Israel flexes its muscles, yet again

Military exercises simulating an attack on Iran are aimed at impressing a domestic audience

When a state incessantly conducts a succession of military exercises, both small and large-scale, and obsessively trumpets them in the domestic media, that usually means there’s an internal problem that needs addressing. A nervous public has to be reassured that its doubts about the state’s military preparedness to confront a supposed threat are misplaced.

This certainly applies to the month-long military exercise which Israel announced would begin in the last week of May, involving air, naval, and ground forces as well as US refuelling aircraft tasked with helping Israeli fighter jets reach their targets.
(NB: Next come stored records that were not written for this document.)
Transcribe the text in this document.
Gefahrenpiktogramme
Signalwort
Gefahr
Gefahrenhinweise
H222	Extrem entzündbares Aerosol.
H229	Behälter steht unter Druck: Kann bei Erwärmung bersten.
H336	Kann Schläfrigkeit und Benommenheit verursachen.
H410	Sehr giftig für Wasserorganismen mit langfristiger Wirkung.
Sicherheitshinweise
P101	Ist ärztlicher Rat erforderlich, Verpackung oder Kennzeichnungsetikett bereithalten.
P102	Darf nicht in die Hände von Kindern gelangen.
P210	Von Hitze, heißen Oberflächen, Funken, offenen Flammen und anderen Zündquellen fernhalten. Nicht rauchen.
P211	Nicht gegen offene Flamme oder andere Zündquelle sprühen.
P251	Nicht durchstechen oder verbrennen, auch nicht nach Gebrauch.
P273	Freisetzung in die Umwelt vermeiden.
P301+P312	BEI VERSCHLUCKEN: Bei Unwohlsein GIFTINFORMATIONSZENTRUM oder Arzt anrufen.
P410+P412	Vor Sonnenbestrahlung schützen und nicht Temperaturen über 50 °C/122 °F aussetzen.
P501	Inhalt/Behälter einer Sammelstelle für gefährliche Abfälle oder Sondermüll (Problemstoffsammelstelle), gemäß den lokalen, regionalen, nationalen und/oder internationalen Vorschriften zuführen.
Israeli PR says these exercises will simulate a full-scale war against Iran and its allies in the region — like Hezbollah in Lebanon and Hamas and Islamic Jihad in the Gaza Strip — aimed at destroying Iranian nuclear facilities.

Speaking at a symposium at Reichman University on Tuesday, Israeli Defence Minister Benny Gantz claimed Iran had started making 1,000 advanced IR6 uranium enrichment centrifuges to install underground at the Natanz nuclear facility and is closer than ever to developing nuclear warheads.

The Israeli military establishment is using these exercises and statements to signal that the military option is still on the table, and that the US remains a partner in any war to destroy Iran’s nuclear installations.

For the past decade and more, Israel has been conducting drills, issuing threats, mounting acts of aggression, and assassinating Iranian nuclear scientists. Yet Iran has continued to build its nuclear programme, raise its uranium enrichment levels, develop its missile systems, and enhance the military capabilities of its allies.

If the aim of this propaganda exercise is to intimidate Iran into making concessions at the Vienna negotiations on renewed a nuclear deal, it is a losing bet. This approach has proven ineffective with Iran’s current political and military leadership, which is more united now than ever.

Iran is in no hurry to reach a nuclear deal with the US that may not last more than a couple of years if the current unpopular Democratic administration loses power. Time is on its side, especially with the US and its European allies embroiled in a costly war of attrition in Ukraine. The US would not be foolish enough to wage another parallel war in the Middle East on behalf of an Israeli state that feigns neutrality and tries to play all sides.

Iran is in a strong position. It has managed to break the US blockade and now exports some two million barrels of oil per day — at prices that have tripled and could soon rise higher. It has little incentive to make the concessions demanded by Washington for the Vienna talks to succeed unless its own terms are met in full. This US is unlikely to agree to that as it would be seen as a capitulation.

Israel can conduct all the military exercises it wants. It could even try attacking Iran in an attempt to destroy its nuclear facilities. But what would happen next? Would Iran and its allies in Lebanon, Gaza, Iraq, Yemen and Syria stand idly by and take the blow without retaliating?

Iran’s National Security Advisor Gen. Ali Shamkhani provided the response some time ago. He remarked that if Israeli warplanes carry out air raids against Iran, they won’t be able to return because there will be no airports left for them to land in. Understand from that what you will.